Stockheim shrugged. He seemed to appreciate the reduced emotional temperature. “We’re soldiers,” he said. “We’re used to not being told very much. Usually I’d have heard something, though, but not on this mission.”
He offered Captain Kelly a half-smile. “Every ship’s captain that carried us asked me the same thing,” he said. “Kelly here did. I couldn’t tell them anything. Not wouldn’t, couldn’t.”
“Think Amberly could tell us something if we asked in the right way?” said Kelly, quirking an eyebrow.
“No,” said Stockheim with a quick shake of his head. “The only solution he sees is to request further instructions from his home office in Xenos, and he’s more afraid of doing that than he is of me. Unless you can fix this, Captain Leary–”
A glance and nod.
“–he is going to make that request. But that will take a month, I’m sure.”
Daniel nodded pleasantly. Interesting to see that Kelly’s “the right way” didn’t suggest bribery to Stockheim. On the other hand, Kelly may not have been thinking of bribery either; the dagger in his sash wasn’t a gilded showpiece.
“All right!” said Cory. He turned at the console, beaming. “Six–sirs, I mean. I found it. The chip’s been encrypted, that’s all.”
“Why in buggering hell is that?” said Kelly.
“You can fix it, then, Midshipman?” said Stockheim simultaneously.
“Six, may I…?” Cory said.
“Go ahead, Cory,” Daniel said. The boy was bursting to explain, but he didn’t want to put a foot wrong. “I’m well out of my depth.”
“Sirs, there are two folders on the chip,” Cory said.
“Two courses?” Kelly said. “Did they tell you that, Stockheim?”

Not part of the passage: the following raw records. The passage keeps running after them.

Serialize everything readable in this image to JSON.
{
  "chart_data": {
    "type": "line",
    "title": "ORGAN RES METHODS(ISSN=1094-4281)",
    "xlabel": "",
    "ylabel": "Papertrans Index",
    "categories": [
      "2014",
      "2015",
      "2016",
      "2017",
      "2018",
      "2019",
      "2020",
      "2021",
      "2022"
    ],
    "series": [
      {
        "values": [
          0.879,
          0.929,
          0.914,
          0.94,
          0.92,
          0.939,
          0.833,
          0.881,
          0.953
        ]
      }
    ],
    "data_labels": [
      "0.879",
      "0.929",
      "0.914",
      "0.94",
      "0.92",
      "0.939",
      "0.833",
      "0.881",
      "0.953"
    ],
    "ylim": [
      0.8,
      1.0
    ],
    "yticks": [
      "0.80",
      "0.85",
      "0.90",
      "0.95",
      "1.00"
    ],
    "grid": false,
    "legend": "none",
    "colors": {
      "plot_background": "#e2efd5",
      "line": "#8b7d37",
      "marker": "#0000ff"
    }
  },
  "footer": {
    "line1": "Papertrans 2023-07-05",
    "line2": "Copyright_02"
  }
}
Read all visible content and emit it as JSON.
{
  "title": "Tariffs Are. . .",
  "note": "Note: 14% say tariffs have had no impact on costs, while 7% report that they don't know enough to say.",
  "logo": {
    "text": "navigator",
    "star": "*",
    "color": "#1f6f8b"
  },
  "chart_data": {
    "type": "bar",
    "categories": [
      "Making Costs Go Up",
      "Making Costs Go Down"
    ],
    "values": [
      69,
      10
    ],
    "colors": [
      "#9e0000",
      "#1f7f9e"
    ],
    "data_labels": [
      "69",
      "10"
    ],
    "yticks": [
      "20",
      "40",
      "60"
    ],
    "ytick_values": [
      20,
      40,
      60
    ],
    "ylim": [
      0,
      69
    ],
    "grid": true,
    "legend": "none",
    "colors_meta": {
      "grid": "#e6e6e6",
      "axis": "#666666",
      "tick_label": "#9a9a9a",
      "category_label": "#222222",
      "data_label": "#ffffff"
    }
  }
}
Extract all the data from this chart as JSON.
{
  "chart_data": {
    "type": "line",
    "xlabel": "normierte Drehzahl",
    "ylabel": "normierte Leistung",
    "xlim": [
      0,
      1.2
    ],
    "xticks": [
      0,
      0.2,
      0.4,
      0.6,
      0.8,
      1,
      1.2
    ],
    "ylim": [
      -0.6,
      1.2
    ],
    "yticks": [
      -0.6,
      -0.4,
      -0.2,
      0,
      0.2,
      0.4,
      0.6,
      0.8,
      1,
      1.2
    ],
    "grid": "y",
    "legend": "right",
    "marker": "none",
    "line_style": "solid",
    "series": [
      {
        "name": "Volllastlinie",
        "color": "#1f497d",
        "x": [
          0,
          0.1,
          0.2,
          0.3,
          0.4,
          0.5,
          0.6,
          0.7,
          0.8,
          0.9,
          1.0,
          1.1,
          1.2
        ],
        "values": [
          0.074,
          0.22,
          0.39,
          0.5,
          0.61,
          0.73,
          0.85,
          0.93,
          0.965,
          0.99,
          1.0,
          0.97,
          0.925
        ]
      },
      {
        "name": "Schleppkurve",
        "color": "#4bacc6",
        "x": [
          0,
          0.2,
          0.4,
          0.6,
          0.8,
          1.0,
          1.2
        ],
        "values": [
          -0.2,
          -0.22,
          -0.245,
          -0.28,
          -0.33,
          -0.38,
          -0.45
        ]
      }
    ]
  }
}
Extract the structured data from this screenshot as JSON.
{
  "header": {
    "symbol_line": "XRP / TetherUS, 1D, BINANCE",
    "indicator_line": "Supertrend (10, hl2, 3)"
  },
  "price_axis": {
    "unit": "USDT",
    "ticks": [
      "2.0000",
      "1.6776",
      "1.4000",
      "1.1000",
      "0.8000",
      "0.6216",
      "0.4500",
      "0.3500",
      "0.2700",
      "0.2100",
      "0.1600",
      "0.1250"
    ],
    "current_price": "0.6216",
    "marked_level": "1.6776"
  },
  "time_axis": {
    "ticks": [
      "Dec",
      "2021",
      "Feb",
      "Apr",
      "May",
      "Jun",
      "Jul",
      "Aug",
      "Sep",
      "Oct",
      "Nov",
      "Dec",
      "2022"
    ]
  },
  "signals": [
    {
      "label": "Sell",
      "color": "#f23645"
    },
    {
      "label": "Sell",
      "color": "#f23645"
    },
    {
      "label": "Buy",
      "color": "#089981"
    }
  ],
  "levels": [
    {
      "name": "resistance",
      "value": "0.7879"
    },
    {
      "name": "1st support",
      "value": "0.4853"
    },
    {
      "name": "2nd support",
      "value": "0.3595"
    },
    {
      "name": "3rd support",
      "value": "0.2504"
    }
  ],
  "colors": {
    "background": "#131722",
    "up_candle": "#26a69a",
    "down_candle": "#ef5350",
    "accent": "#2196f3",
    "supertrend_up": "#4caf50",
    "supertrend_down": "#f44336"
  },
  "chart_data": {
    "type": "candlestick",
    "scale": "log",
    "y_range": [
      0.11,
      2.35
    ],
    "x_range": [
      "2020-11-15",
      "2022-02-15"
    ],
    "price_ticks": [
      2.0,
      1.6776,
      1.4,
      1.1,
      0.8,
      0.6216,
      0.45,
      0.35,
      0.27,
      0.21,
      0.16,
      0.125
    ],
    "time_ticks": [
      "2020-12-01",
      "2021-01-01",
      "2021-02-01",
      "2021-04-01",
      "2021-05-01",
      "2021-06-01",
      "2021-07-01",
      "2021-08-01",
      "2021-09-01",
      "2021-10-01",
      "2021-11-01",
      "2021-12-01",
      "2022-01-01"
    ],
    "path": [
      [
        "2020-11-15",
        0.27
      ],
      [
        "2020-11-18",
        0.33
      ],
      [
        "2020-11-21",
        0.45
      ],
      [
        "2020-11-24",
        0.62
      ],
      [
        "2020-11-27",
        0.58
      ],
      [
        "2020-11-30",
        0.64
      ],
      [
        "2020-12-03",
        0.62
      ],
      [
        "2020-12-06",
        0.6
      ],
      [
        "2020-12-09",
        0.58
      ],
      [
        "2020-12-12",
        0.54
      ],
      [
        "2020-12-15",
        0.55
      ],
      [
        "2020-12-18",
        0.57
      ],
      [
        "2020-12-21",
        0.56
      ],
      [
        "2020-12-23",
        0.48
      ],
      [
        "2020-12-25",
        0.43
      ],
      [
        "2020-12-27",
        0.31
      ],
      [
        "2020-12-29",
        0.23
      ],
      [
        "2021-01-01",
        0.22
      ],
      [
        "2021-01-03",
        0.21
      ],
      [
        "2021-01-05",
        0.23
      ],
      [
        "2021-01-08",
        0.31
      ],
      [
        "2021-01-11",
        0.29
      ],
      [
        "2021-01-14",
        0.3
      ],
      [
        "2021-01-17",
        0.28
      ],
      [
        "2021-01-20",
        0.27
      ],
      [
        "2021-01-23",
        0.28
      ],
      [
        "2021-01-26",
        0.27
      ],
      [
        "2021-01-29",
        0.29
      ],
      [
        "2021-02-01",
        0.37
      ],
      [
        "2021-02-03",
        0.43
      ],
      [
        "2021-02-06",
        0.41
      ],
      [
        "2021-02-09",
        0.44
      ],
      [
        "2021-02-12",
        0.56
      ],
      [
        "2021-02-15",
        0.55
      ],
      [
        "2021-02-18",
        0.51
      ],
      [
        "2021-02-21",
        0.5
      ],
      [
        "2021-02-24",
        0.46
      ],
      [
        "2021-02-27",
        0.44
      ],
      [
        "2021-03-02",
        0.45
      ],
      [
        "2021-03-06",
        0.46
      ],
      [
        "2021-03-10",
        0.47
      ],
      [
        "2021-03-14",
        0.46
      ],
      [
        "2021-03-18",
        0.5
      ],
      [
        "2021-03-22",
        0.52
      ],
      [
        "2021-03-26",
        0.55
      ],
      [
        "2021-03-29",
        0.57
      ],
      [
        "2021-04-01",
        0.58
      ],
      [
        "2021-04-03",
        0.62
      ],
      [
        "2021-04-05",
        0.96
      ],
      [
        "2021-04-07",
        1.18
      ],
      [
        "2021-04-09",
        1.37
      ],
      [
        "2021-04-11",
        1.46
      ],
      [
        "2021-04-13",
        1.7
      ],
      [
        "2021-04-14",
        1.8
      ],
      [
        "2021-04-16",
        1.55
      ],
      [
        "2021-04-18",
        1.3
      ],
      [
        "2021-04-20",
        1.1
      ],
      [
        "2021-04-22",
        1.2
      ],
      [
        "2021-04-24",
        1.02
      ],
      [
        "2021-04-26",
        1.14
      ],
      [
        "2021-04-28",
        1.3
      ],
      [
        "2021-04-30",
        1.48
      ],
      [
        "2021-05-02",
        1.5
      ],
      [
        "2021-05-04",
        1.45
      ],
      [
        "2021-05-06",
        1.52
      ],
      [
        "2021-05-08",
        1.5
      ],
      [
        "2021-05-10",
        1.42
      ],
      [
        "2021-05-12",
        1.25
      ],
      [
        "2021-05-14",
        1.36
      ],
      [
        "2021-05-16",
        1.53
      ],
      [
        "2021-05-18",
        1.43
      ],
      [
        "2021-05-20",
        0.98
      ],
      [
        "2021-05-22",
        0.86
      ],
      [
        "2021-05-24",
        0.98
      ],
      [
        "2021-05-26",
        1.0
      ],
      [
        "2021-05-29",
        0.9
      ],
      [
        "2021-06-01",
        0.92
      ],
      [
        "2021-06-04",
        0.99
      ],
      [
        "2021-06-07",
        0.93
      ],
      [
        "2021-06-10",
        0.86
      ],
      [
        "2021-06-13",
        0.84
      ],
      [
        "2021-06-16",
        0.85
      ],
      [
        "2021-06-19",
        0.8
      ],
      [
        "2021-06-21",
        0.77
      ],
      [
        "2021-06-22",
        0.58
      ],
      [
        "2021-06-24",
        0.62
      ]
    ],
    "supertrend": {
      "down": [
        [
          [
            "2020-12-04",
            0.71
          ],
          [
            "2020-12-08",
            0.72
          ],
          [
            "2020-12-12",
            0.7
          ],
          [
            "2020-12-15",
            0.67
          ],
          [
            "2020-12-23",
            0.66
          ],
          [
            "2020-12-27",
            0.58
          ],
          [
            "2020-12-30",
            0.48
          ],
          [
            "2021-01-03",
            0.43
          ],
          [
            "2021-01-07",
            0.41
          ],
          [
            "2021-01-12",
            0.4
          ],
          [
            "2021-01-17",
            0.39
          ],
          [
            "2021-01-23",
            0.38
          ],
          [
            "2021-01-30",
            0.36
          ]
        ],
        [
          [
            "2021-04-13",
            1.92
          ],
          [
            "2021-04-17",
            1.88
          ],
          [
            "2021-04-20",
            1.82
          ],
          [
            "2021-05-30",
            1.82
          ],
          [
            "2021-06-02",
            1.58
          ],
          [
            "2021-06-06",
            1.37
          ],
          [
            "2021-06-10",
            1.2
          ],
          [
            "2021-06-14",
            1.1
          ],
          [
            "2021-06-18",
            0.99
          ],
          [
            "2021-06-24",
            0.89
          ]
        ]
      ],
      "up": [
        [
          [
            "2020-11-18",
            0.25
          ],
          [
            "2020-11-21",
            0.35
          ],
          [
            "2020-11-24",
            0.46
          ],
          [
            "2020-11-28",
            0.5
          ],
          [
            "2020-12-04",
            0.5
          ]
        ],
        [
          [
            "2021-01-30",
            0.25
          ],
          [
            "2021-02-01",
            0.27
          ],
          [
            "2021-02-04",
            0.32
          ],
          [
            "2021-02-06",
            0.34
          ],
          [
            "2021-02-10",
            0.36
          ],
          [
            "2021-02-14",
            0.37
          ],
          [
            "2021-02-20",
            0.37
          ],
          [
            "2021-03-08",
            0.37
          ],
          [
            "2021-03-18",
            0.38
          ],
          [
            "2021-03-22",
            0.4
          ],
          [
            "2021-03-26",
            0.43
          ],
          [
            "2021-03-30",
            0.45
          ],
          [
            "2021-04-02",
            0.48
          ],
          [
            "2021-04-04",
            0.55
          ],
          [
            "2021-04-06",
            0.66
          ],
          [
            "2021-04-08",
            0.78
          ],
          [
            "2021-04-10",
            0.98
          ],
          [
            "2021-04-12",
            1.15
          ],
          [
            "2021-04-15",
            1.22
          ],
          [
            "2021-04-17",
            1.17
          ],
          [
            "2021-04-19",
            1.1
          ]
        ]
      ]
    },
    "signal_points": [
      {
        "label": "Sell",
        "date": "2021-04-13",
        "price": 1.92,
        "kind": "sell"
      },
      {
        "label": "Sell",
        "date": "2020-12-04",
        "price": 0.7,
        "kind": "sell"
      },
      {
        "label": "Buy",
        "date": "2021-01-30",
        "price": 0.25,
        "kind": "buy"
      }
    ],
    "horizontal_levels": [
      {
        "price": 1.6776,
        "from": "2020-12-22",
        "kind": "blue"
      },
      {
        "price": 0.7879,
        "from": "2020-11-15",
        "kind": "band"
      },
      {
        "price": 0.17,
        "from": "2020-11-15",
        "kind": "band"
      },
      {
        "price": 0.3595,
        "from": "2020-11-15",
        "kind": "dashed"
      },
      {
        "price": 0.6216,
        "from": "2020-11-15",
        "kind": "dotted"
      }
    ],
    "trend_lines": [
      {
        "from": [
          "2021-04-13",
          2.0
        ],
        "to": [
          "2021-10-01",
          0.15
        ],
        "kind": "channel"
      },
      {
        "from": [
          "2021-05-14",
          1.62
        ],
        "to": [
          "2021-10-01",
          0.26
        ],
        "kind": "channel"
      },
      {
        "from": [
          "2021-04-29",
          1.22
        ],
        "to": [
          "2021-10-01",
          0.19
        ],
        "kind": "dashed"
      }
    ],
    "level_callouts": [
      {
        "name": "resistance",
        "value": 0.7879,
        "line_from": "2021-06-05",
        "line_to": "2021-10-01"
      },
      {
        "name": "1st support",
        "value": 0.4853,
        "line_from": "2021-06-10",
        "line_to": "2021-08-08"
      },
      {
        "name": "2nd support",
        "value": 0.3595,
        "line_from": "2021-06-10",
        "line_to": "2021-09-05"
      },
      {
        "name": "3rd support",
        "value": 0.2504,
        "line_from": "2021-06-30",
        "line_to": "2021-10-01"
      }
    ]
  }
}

“Sir, I don’t know if they’re two courses,” Cory said, determinedly getting the explanation in before his seniors went off on a pointless tangent. “I don’t know whether either is really course data. And the why is that I think one of them was supposed to be encrypted–”
He gestured toward the colonel.
“–maybe for the factor on the other end who’d receive it. But whoever did it was sloppy, and part of the other folder’s encrypted also. I can get some of the data out of it, but not the basic parameters. It wouldn’t be garbage, but it wouldn’t be useful anyway.”
“You can fix it, though?” repeated Stockheim. “Decrypt it?”
“No sir,” said Cory. He sounded triumphant, and he looked as happy as Daniel had ever seen him. “But Signals Officer Mundy can. She’s on the Milton now.”
“Ah!” said Daniel brightly. Everyone on the bridge looked at him.